[edit]
Windows Agent Arena: Evaluating Multi-Modal OS Agents at Scale
Proceedings of the 42nd International Conference on Machine Learning, PMLR 267:4874-4910, 2025.
Abstract
Large language models (LLMs) show potential as computer agents, enhancing productivity and software accessibility in multi-modal tasks. However, measuring agent performance in sufficiently realistic and complex environments becomes increasingly challenging as: (i) most benchmarks are limited to specific modalities/domains (e.g., text-only, web navigation, Q&A) and (ii) full benchmark evaluations are slow (on order of magnitude of multiple hours/days) given the multi-step sequential nature of tasks.
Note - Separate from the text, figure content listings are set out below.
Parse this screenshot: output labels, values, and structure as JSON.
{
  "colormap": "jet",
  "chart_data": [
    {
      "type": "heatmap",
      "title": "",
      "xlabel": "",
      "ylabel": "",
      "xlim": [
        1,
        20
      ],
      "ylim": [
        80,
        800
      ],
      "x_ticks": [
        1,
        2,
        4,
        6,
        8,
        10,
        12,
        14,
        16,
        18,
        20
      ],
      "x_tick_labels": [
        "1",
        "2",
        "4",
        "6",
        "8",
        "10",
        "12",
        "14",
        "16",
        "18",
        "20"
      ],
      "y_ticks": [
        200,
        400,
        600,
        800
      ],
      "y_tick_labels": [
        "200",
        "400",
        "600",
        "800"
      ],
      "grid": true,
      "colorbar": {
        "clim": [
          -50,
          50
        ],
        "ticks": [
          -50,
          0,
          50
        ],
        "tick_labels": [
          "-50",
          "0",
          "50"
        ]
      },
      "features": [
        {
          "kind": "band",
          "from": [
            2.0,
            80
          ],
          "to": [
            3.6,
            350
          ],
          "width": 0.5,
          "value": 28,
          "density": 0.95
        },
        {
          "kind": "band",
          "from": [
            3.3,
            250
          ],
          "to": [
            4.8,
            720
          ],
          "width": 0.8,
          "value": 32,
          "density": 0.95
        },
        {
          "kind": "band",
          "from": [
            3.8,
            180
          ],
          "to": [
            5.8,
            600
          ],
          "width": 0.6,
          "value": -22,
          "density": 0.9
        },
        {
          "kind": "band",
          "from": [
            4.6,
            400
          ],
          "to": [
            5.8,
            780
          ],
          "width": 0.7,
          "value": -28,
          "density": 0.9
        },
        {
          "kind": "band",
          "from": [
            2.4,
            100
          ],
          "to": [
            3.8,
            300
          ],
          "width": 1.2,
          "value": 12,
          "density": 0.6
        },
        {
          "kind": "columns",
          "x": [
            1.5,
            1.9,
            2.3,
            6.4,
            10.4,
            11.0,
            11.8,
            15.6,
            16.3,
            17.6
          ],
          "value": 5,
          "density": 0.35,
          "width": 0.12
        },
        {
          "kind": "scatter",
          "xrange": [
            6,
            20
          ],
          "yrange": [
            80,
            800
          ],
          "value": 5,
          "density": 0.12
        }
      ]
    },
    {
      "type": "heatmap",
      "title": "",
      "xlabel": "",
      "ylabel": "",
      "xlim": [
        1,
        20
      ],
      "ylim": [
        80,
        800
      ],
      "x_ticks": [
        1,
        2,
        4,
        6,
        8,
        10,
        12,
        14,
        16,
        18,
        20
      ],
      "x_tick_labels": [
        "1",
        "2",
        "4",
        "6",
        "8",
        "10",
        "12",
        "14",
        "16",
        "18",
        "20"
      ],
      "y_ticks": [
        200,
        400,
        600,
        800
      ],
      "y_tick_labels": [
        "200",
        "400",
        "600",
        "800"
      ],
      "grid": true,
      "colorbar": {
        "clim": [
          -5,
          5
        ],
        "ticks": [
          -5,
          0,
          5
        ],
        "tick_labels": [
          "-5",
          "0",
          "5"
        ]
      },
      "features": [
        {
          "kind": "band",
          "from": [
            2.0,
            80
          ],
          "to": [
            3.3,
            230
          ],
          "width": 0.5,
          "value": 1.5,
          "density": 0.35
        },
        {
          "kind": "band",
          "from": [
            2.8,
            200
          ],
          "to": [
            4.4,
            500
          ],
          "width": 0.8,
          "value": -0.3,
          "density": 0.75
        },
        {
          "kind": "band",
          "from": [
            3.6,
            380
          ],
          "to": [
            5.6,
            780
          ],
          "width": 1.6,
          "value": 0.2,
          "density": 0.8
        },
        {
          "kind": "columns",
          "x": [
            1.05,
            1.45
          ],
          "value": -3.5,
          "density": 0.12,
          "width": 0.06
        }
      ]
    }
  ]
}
To address these challenges, we introduce Windows Agent Arena: a general environment focusing exclusively on the Windows operating system (OS) where agents can operate freely within a real OS to use the same applications and tools available to human users when performing tasks. We create 150+ diverse tasks across representative domains that require agentic abilities in planning, screen understanding, and tool usage. Our benchmark is scalable and can be seamlessly parallelized for a full benchmark evaluation in as little as $20$ minutes. Our work not only speeds up the development and evaluation cycle of multi-modal agents, but also highlights and analyzes existing shortfalls in the agentic abilities of several multimodal LLMs as agents within the Windows computing environment—with the best achieving only a 19.5% success rate compared to a human success rate of 74.5%.